Today, I let my son risk my life and drive me to the store. As I'm alive to tell the tale, I guess he did alright but my heart was beating in the 100's. I was diagnosed with Anxiety Disorder when I was in my 20's. I have a decent handle on it now but not all the time. It was hard for me to hand my car keys to my son and relinquish the control of the vehicle to my son who has had approximately 30 minutes of driving time behind him. I couldn't relax and something tells me I won't be relaxing ever again, even when the child has a license. The minute that Kris became a teen, I have been holding my breath. Emily is predictable. Difficult, yes but predictable and she is little yet. My son is now 16. In 2 short years, he will be an "adult" and little by little, I will need to relinquish to my son, more than just the car keys. Today was only a little illustration of how hard that is going to be.

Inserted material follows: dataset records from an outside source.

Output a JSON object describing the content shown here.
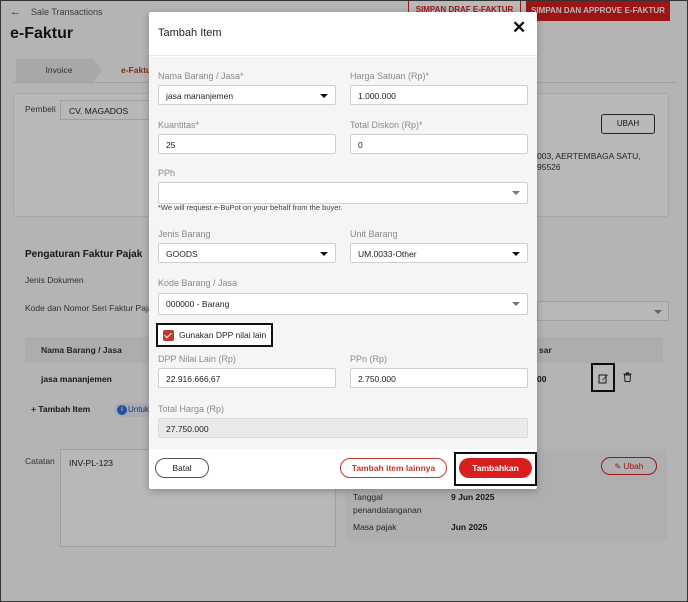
{
  "page": {
    "breadcrumb": "Sale Transactions",
    "title": "e-Faktur",
    "btn_draft": "SIMPAN DRAF E-FAKTUR",
    "btn_approve": "SIMPAN DAN APPROVE E-FAKTUR",
    "tabs": [
      {
        "label": "Invoice"
      },
      {
        "label": "e-Faktur"
      }
    ],
    "pembeli_label": "Pembeli",
    "pembeli_value": "CV. MAGADOS",
    "ubah_label": "UBAH",
    "address_line1": "003, AERTEMBAGA SATU,",
    "address_line2": "95526",
    "settings_title": "Pengaturan Faktur Pajak",
    "jenis_dokumen_label": "Jenis Dokumen",
    "kode_seri_label": "Kode dan Nomor Seri Faktur Pajak",
    "items_header_name": "Nama Barang / Jasa",
    "items_header_right": "sar",
    "item_row_name": "jasa mananjemen",
    "item_row_value": "00",
    "add_item_label": "Tambah Item",
    "info_label": "Untuk",
    "catatan_label": "Catatan",
    "catatan_value": "INV-PL-123",
    "sign_ubah": "Ubah",
    "sign_tanggal_label_1": "Tanggal",
    "sign_tanggal_label_2": "penandatanganan",
    "sign_tanggal_value": "9 Jun 2025",
    "masa_pajak_label": "Masa pajak",
    "masa_pajak_value": "Jun 2025"
  },
  "modal": {
    "title": "Tambah Item",
    "nama_barang": {
      "label": "Nama Barang / Jasa*",
      "value": "jasa mananjemen"
    },
    "harga_satuan": {
      "label": "Harga Satuan (Rp)*",
      "value": "1.000.000"
    },
    "kuantitas": {
      "label": "Kuantitas*",
      "value": "25"
    },
    "total_diskon": {
      "label": "Total Diskon (Rp)*",
      "value": "0"
    },
    "pph": {
      "label": "PPh",
      "value": ""
    },
    "pph_note": "*We will request e-BuPot on your behalf from the buyer.",
    "jenis_barang": {
      "label": "Jenis Barang",
      "value": "GOODS"
    },
    "unit_barang": {
      "label": "Unit Barang",
      "value": "UM.0033-Other"
    },
    "kode_barang": {
      "label": "Kode Barang / Jasa",
      "value": "000000 - Barang"
    },
    "dpp_checkbox_label": "Gunakan DPP nilai lain",
    "dpp_nilai_lain": {
      "label": "DPP Nilai Lain (Rp)",
      "value": "22.916.666,67"
    },
    "ppn": {
      "label": "PPn (Rp)",
      "value": "2.750.000"
    },
    "total_harga": {
      "label": "Total Harga (Rp)",
      "value": "27.750.000"
    },
    "btn_batal": "Batal",
    "btn_tambah_lainnya": "Tambah item lainnya",
    "btn_tambahkan": "Tambahkan"
  }
}
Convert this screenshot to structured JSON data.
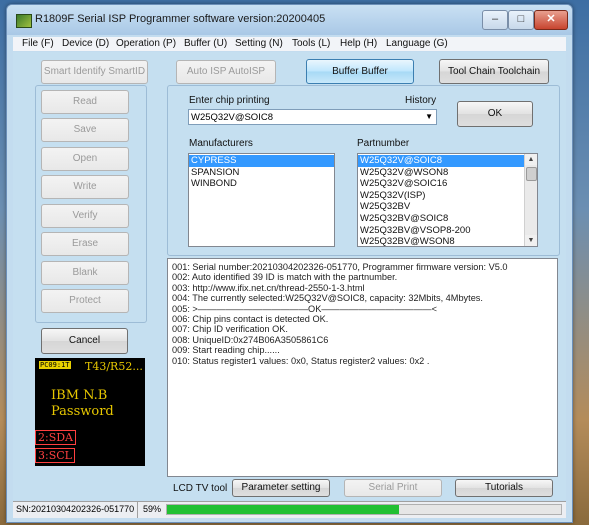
{
  "window": {
    "title": "R1809F Serial ISP Programmer software version:20200405",
    "controls": {
      "minimize": "–",
      "maximize": "□",
      "close": "✕"
    }
  },
  "menu": [
    "File (F)",
    "Device (D)",
    "Operation (P)",
    "Buffer (U)",
    "Setting (N)",
    "Tools (L)",
    "Help (H)",
    "Language (G)"
  ],
  "toolbar": {
    "smart_identify": "Smart Identify SmartID",
    "auto_isp": "Auto ISP AutoISP",
    "buffer": "Buffer Buffer",
    "tool_chain": "Tool Chain Toolchain"
  },
  "operations": [
    "Read",
    "Save",
    "Open",
    "Write",
    "Verify",
    "Erase",
    "Blank",
    "Protect"
  ],
  "cancel_label": "Cancel",
  "chip": {
    "enter_label": "Enter chip printing",
    "history_label": "History",
    "value": "W25Q32V@SOIC8",
    "ok_label": "OK"
  },
  "manufacturers": {
    "label": "Manufacturers",
    "items": [
      "CYPRESS",
      "SPANSION",
      "WINBOND"
    ],
    "selected": 0
  },
  "partnumber": {
    "label": "Partnumber",
    "items": [
      "W25Q32V@SOIC8",
      "W25Q32V@WSON8",
      "W25Q32V@SOIC16",
      "W25Q32V(ISP)",
      "W25Q32BV",
      "W25Q32BV@SOIC8",
      "W25Q32BV@VSOP8-200",
      "W25Q32BV@WSON8"
    ],
    "selected": 0
  },
  "log": [
    "001:  Serial number:20210304202326-051770, Programmer firmware version: V5.0",
    "002:  Auto identified 39 ID is match with the partnumber.",
    "003:  http://www.ifix.net.cn/thread-2550-1-3.html",
    "004:  The currently selected:W25Q32V@SOIC8, capacity: 32Mbits, 4Mbytes.",
    "005:  >————————————OK————————————<",
    "006:  Chip pins contact is detected OK.",
    "007:  Chip ID verification OK.",
    "008:  UniqueID:0x274B06A3505861C6",
    "009:  Start reading chip......",
    "010:  Status register1 values: 0x0, Status register2 values: 0x2 ."
  ],
  "preview": {
    "tag": "PC09:1T",
    "header": "T43/R52...",
    "line1": "IBM  N.B",
    "line2": "Password",
    "pin1": "2:SDA",
    "pin2": "3:SCL"
  },
  "bottom": {
    "lcd_label": "LCD TV tool",
    "parameter_setting": "Parameter setting",
    "serial_print": "Serial Print",
    "tutorials": "Tutorials"
  },
  "status": {
    "serial": "SN:20210304202326-051770",
    "percent_text": "59%",
    "progress": 0.59,
    "progress_color": "#22c033"
  }
}
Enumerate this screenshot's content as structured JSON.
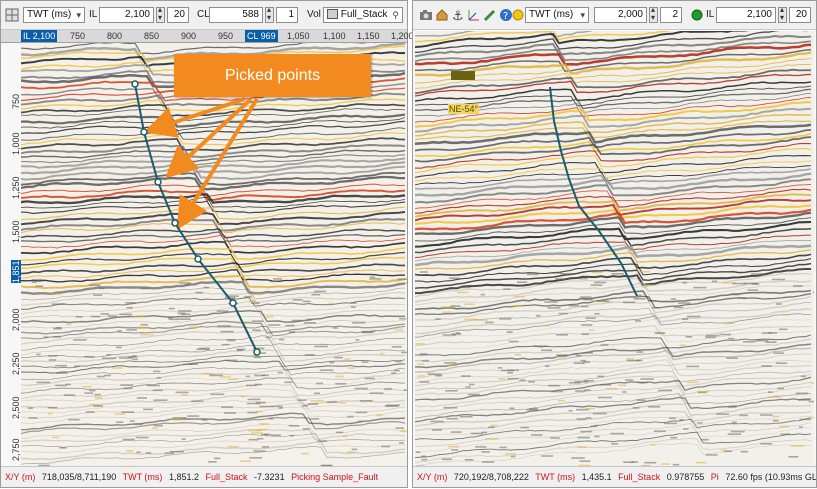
{
  "left": {
    "domain_select": "TWT (ms)",
    "il_label": "IL",
    "il_value": "2,100",
    "il_step": "20",
    "cl_label": "CL",
    "cl_value": "588",
    "cl_step": "1",
    "vol_label": "Vol",
    "vol_value": "Full_Stack",
    "ruler_labels": [
      "IL 2,100",
      "750",
      "800",
      "850",
      "900",
      "950",
      "CL 969",
      "1,050",
      "1,100",
      "1,150",
      "1,200"
    ],
    "y_labels": [
      "750",
      "1,000",
      "1,250",
      "1,500",
      "1,851",
      "2,000",
      "2,250",
      "2,500",
      "2,750"
    ],
    "callout": "Picked points",
    "status": {
      "xy_label": "X/Y (m)",
      "xy_value": "718,035/8,711,190",
      "twt_label": "TWT (ms)",
      "twt_value": "1,851.2",
      "vol_label": "Full_Stack",
      "vol_value": "-7.3231",
      "pick_label": "Picking Sample_Fault"
    }
  },
  "right": {
    "domain_select": "TWT (ms)",
    "value_1": "2,000",
    "step_1": "2",
    "il_label": "IL",
    "il_value": "2,100",
    "il_step": "20",
    "annotation": "NE-54°",
    "status": {
      "xy_label": "X/Y (m)",
      "xy_value": "720,192/8,708,222",
      "twt_label": "TWT (ms)",
      "twt_value": "1,435.1",
      "vol_label": "Full_Stack",
      "vol_value": "0.978755",
      "pi_label": "Pi",
      "fps_text": "72.60 fps (10.93ms GL, 13.77ms total)"
    }
  },
  "colors": {
    "fault": "#1a5c6b",
    "callout": "#f28a1f",
    "status_red": "#d0121b",
    "ruler_marker": "#0a5ea8"
  }
}
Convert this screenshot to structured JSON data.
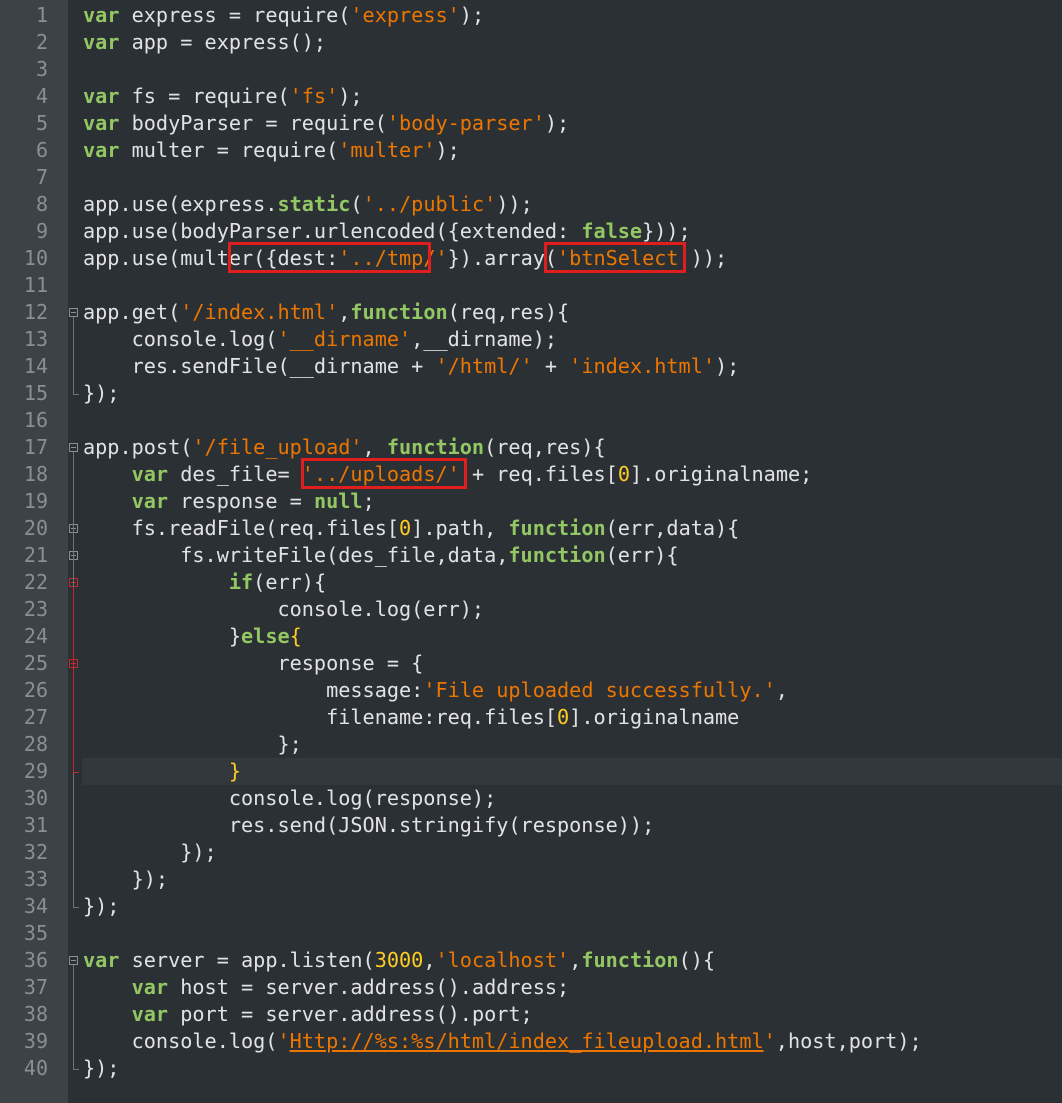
{
  "editor": {
    "colors": {
      "background": "#2b3034",
      "gutter": "#3c4246",
      "keyword": "#93c763",
      "string": "#ec7600",
      "number": "#ffcd22",
      "text": "#e0e2e4",
      "highlight_box": "#e01e1e"
    },
    "line_numbers": [
      "1",
      "2",
      "3",
      "4",
      "5",
      "6",
      "7",
      "8",
      "9",
      "10",
      "11",
      "12",
      "13",
      "14",
      "15",
      "16",
      "17",
      "18",
      "19",
      "20",
      "21",
      "22",
      "23",
      "24",
      "25",
      "26",
      "27",
      "28",
      "29",
      "30",
      "31",
      "32",
      "33",
      "34",
      "35",
      "36",
      "37",
      "38",
      "39",
      "40"
    ],
    "current_line": 29,
    "fold_markers": [
      12,
      17,
      20,
      21,
      22,
      25,
      36
    ],
    "highlight_boxes": [
      "{dest:'../tmp/'}",
      "'btnSelect'",
      "'../uploads/'"
    ],
    "lines": [
      [
        [
          "k",
          "var"
        ],
        [
          "t",
          " express = require("
        ],
        [
          "s",
          "'express'"
        ],
        [
          "t",
          ");"
        ]
      ],
      [
        [
          "k",
          "var"
        ],
        [
          "t",
          " app = express();"
        ]
      ],
      [],
      [
        [
          "k",
          "var"
        ],
        [
          "t",
          " fs = require("
        ],
        [
          "s",
          "'fs'"
        ],
        [
          "t",
          ");"
        ]
      ],
      [
        [
          "k",
          "var"
        ],
        [
          "t",
          " bodyParser = require("
        ],
        [
          "s",
          "'body-parser'"
        ],
        [
          "t",
          ");"
        ]
      ],
      [
        [
          "k",
          "var"
        ],
        [
          "t",
          " multer = require("
        ],
        [
          "s",
          "'multer'"
        ],
        [
          "t",
          ");"
        ]
      ],
      [],
      [
        [
          "t",
          "app.use(express."
        ],
        [
          "k",
          "static"
        ],
        [
          "t",
          "("
        ],
        [
          "s",
          "'../public'"
        ],
        [
          "t",
          "));"
        ]
      ],
      [
        [
          "t",
          "app.use(bodyParser.urlencoded({extended: "
        ],
        [
          "k",
          "false"
        ],
        [
          "t",
          "}));"
        ]
      ],
      [
        [
          "t",
          "app.use(multer("
        ],
        [
          "t",
          "{dest:"
        ],
        [
          "s",
          "'../tmp/'"
        ],
        [
          "t",
          "}"
        ],
        [
          "t",
          ").array("
        ],
        [
          "s",
          "'btnSelect'"
        ],
        [
          "t",
          "));"
        ]
      ],
      [],
      [
        [
          "t",
          "app.get("
        ],
        [
          "s",
          "'/index.html'"
        ],
        [
          "t",
          ","
        ],
        [
          "k",
          "function"
        ],
        [
          "t",
          "(req,res){"
        ]
      ],
      [
        [
          "t",
          "    console.log("
        ],
        [
          "s",
          "'__dirname'"
        ],
        [
          "t",
          ",__dirname);"
        ]
      ],
      [
        [
          "t",
          "    res.sendFile(__dirname + "
        ],
        [
          "s",
          "'/html/'"
        ],
        [
          "t",
          " + "
        ],
        [
          "s",
          "'index.html'"
        ],
        [
          "t",
          ");"
        ]
      ],
      [
        [
          "t",
          "});"
        ]
      ],
      [],
      [
        [
          "t",
          "app.post("
        ],
        [
          "s",
          "'/file_upload'"
        ],
        [
          "t",
          ", "
        ],
        [
          "k",
          "function"
        ],
        [
          "t",
          "(req,res){"
        ]
      ],
      [
        [
          "t",
          "    "
        ],
        [
          "k",
          "var"
        ],
        [
          "t",
          " des_file= "
        ],
        [
          "s",
          "'../uploads/'"
        ],
        [
          "t",
          " + req.files["
        ],
        [
          "n",
          "0"
        ],
        [
          "t",
          "].originalname;"
        ]
      ],
      [
        [
          "t",
          "    "
        ],
        [
          "k",
          "var"
        ],
        [
          "t",
          " response = "
        ],
        [
          "k",
          "null"
        ],
        [
          "t",
          ";"
        ]
      ],
      [
        [
          "t",
          "    fs.readFile(req.files["
        ],
        [
          "n",
          "0"
        ],
        [
          "t",
          "].path, "
        ],
        [
          "k",
          "function"
        ],
        [
          "t",
          "(err,data){"
        ]
      ],
      [
        [
          "t",
          "        fs.writeFile(des_file,data,"
        ],
        [
          "k",
          "function"
        ],
        [
          "t",
          "(err){"
        ]
      ],
      [
        [
          "t",
          "            "
        ],
        [
          "k",
          "if"
        ],
        [
          "t",
          "(err){"
        ]
      ],
      [
        [
          "t",
          "                console.log(err);"
        ]
      ],
      [
        [
          "t",
          "            }"
        ],
        [
          "k",
          "else"
        ],
        [
          "n",
          "{"
        ]
      ],
      [
        [
          "t",
          "                response = {"
        ]
      ],
      [
        [
          "t",
          "                    message:"
        ],
        [
          "s",
          "'File uploaded successfully.'"
        ],
        [
          "t",
          ","
        ]
      ],
      [
        [
          "t",
          "                    filename:req.files["
        ],
        [
          "n",
          "0"
        ],
        [
          "t",
          "].originalname"
        ]
      ],
      [
        [
          "t",
          "                };"
        ]
      ],
      [
        [
          "t",
          "            "
        ],
        [
          "n",
          "}"
        ]
      ],
      [
        [
          "t",
          "            console.log(response);"
        ]
      ],
      [
        [
          "t",
          "            res.send(JSON.stringify(response));"
        ]
      ],
      [
        [
          "t",
          "        });"
        ]
      ],
      [
        [
          "t",
          "    });"
        ]
      ],
      [
        [
          "t",
          "});"
        ]
      ],
      [],
      [
        [
          "k",
          "var"
        ],
        [
          "t",
          " server = app.listen("
        ],
        [
          "n",
          "3000"
        ],
        [
          "t",
          ","
        ],
        [
          "s",
          "'localhost'"
        ],
        [
          "t",
          ","
        ],
        [
          "k",
          "function"
        ],
        [
          "t",
          "(){"
        ]
      ],
      [
        [
          "t",
          "    "
        ],
        [
          "k",
          "var"
        ],
        [
          "t",
          " host = server.address().address;"
        ]
      ],
      [
        [
          "t",
          "    "
        ],
        [
          "k",
          "var"
        ],
        [
          "t",
          " port = server.address().port;"
        ]
      ],
      [
        [
          "t",
          "    console.log("
        ],
        [
          "s",
          "'"
        ],
        [
          "u",
          "Http://%s:%s/html/index_fileupload.html"
        ],
        [
          "s",
          "'"
        ],
        [
          "t",
          ",host,port);"
        ]
      ],
      [
        [
          "t",
          "});"
        ]
      ]
    ]
  }
}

Tuesday, September 01, 2009

Another good idea for Childhood Cancer Awareness Month


This is great...let's get the word out.... Be sure to read the press release...this is awesome.


The campaign includes a new component enabling people to donate to the Aflac Cancer Center (ACC) through the Aflac Cancer Center causes page which can be accessed on Facebook.com or at www.aflac.com/aflaccancercenter. Aflac will contribute one dollar for anyone who joins the ACC causes page and will match donations up to $1 million.
The month-long campaign also includes a text to donate program which opens on September 1, and targets NASCAR fans. It will be highlighted on September 6th as NASCAR star Carl Edwards drives his No. 99 Aflac Ford Fusion at the nationally televised race at the Atlanta Motor Speedway. The car's paint scheme, designed by a 13-year-old patient at the Aflac Cancer Center, signifies a special tribute to the Aflac Cancer Center and all children fighting childhood cancer. The company will sustain the fundraising drive throughout the month of September.

Aflac will donate $1 for anyone who joins the Aflac Cancer Center causes page, an application on Facebook. The company will also match donations up to $1 million and Aflac CEO Dan Amos will initiate donations with a personal contribution of $100,000.

Throughout September, NASCAR fans are encouraged to text the phrase "GOCARL" to 90999 to make a $5 donation to the Aflac Cancer Center of Children's Healthcare of Atlanta. All donations will appear on the contributor's next cellular phone bill

Sale of Die Cast Replica Cars
Motorsports Authentics will donate 5 percent of proceeds from the sale of the No. 99 Aflac Ford Fusion die cast to the Aflac Cancer Center.